Gen. Ray Odierno, the No. 2 U.S. commander in Iraq, allowed NBC's Brian Williams to fly along on an inspection trip to two notorious hotspots in Anbar province: the cities of Hit and Ramadi — where the general says a big change has quietly taken place.

We have brought the broadcast back to Iraq for the next several days to see, up close and once again, the conflict that is quickly becoming the story of our times.

And the story here — as we found on a mission to a normally dangerous area Monday — is changing before our very eyes. I was invited to ride along on an inspection of the new policy in action in the cities of Ramadi and Hit, where the goal is getting Iraqi and American troops — Army and Marines — into smaller outposts to fight the war block-by-block.

If you are looking, as we were, for the safest possible passage into a dangerous place in a dangerous country — this is it.

With attack jets overhead, Apache helicopter gunships alongside his Black Hawk and heavy armor and weapons on the ground, Gen. Ray Odierno allowed us to ride along on an inspection trip to two notorious hotspots in Anbar province: the cities of Hit and Ramadi — where the general says a big change has quietly taken place.

"Systematically over the last six months, we have slowly taken control of the entire city," he says.

He is a three-star general and the No. 2 man here for the U.S. — in charge of the day-to-day war effort. Odierno is a New Jersey native, a West Point graduate with two master's degrees.
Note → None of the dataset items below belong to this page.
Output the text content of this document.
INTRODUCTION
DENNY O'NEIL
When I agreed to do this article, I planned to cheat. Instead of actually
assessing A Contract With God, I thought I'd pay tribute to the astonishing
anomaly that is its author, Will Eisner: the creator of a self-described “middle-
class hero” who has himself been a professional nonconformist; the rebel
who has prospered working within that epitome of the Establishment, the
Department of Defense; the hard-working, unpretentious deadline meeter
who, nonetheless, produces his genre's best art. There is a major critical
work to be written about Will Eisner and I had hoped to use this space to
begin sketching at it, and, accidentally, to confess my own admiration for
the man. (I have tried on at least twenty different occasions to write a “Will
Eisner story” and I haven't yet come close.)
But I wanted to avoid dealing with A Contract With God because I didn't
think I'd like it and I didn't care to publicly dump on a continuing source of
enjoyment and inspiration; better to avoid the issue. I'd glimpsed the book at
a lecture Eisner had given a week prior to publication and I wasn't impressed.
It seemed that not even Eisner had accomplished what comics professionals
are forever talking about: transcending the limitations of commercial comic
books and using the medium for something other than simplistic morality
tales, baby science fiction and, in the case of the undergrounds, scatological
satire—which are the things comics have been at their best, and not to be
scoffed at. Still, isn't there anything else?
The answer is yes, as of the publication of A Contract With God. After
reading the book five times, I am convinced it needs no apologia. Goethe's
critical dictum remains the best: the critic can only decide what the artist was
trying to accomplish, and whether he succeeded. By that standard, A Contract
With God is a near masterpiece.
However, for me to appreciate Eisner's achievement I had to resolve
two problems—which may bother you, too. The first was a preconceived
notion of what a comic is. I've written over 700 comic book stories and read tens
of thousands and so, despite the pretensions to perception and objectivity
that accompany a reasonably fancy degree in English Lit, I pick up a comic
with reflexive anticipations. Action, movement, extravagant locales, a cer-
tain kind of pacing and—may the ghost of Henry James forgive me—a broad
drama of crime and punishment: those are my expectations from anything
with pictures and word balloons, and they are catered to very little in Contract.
He is a tall, bald and bold presence in the field in the roles of warrior and a kind of Daddy Warbucks — the U.S. has been handing out cash to certain tribes — moving toward rebuilding structures and relationships.
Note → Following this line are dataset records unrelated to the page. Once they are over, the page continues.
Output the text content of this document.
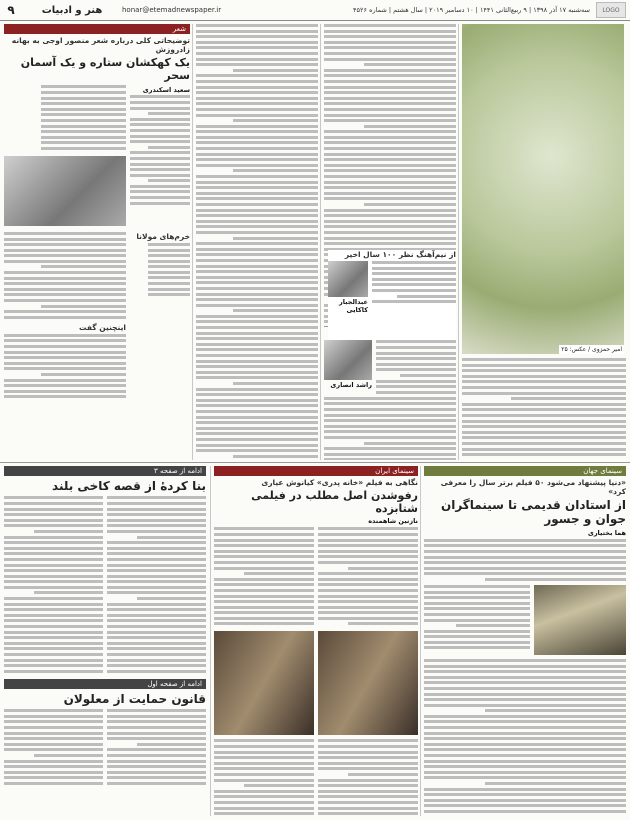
۹	هنر و ادبیات	honar@etemadnewspaper.ir	سه‌شنبه ۱۷ آذر ۱۳۹۸ | ۹ ربیع‌الثانی ۱۴۴۱ | ۱۰ دسامبر ۲۰۱۹ | سال هشتم | شماره ۴۵۲۶	LOGO
شعر
توضیحاتی کلی درباره شعر منصور اوجی به بهانه زادروزش
یک کهکشان ستاره و یک آسمان سحر
سعید اسکندری
خرم‌های مولانا
اینچنین گفت
راشد انصاری
امیر حمزوی / عکس: ۲۵
از نیم‌آهنگ نظر ۱۰۰ سال اخیر
عبدالجبار کاکایی
سینمای جهان
«دنیا پیشنهاد می‌شود ۵۰ فیلم برتر سال را معرفی کرد»
از استادان قدیمی تا سینماگران جوان و جسور
هما بختیاری
سینمای ایران
نگاهی به فیلم «خانه پدری» کیانوش عیاری
رفوشدن اصل مطلب در فیلمی شتابزده
نازنین شاهمنده
ادامه از صفحه ۳
بنا کردهٔ از قصه کاخی بلند
ادامه از صفحه اول
قانون حمایت از معلولان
The American general gets briefed all day. He also meets with an Iraqi general who served under Saddam Hussein and now fights alongside the Americans. While a more peaceful Ramadi is news — watch what happens when the local commander describes the past few days.

"It's not a really nice neighborhood,"  U.S. Army Lt. Col. Charles Ferry says. "It wasn't until five days ago — real bad neighborhood — we would not be standing down here the way you are."

Just then we're told it's still too dangerous to stand there, and we're hustled inside, where life at these outposts is rough, and where the command room looks like it's right out of World War II, except for the laser pointer on the map.

This kinder, gentler form of warfare — forming social ties — is a new role for Odierno: He's known as a take-no-prisoners general whose reputation was damaged at the start of the war for taking too many prisoners. The division under his command forcibly rounded up hundreds of Iraqi men, overloading Abu Ghraib prison. On the upside, it was his group that captured Saddam.

And this is what the general heard Monday about how warmly the locals now view the Americans.

"They do not want us to leave. They want to see the police come through," says U.S. Army Col. John Charlton.

"The people here are very glad to see us — very hesitant for us to go. They want us to stay and to keep beating down the insurgents," U.S. Army Lt. Col. Charles Ferry says.

Brian Williams (to Col. Charlton): You just said, “They don't want us to leave.” That's the 10th time today I've heard that. I've got to go back to the States and do a newscast that every night has another politician or 12 of them saying, “We have got to get out of that godforsaken place.”

"They can talk about policy, OK, and that's what they have to do back there," says Odierno. "My mission right now is to provide protection for the Iraqi people so this government can grow."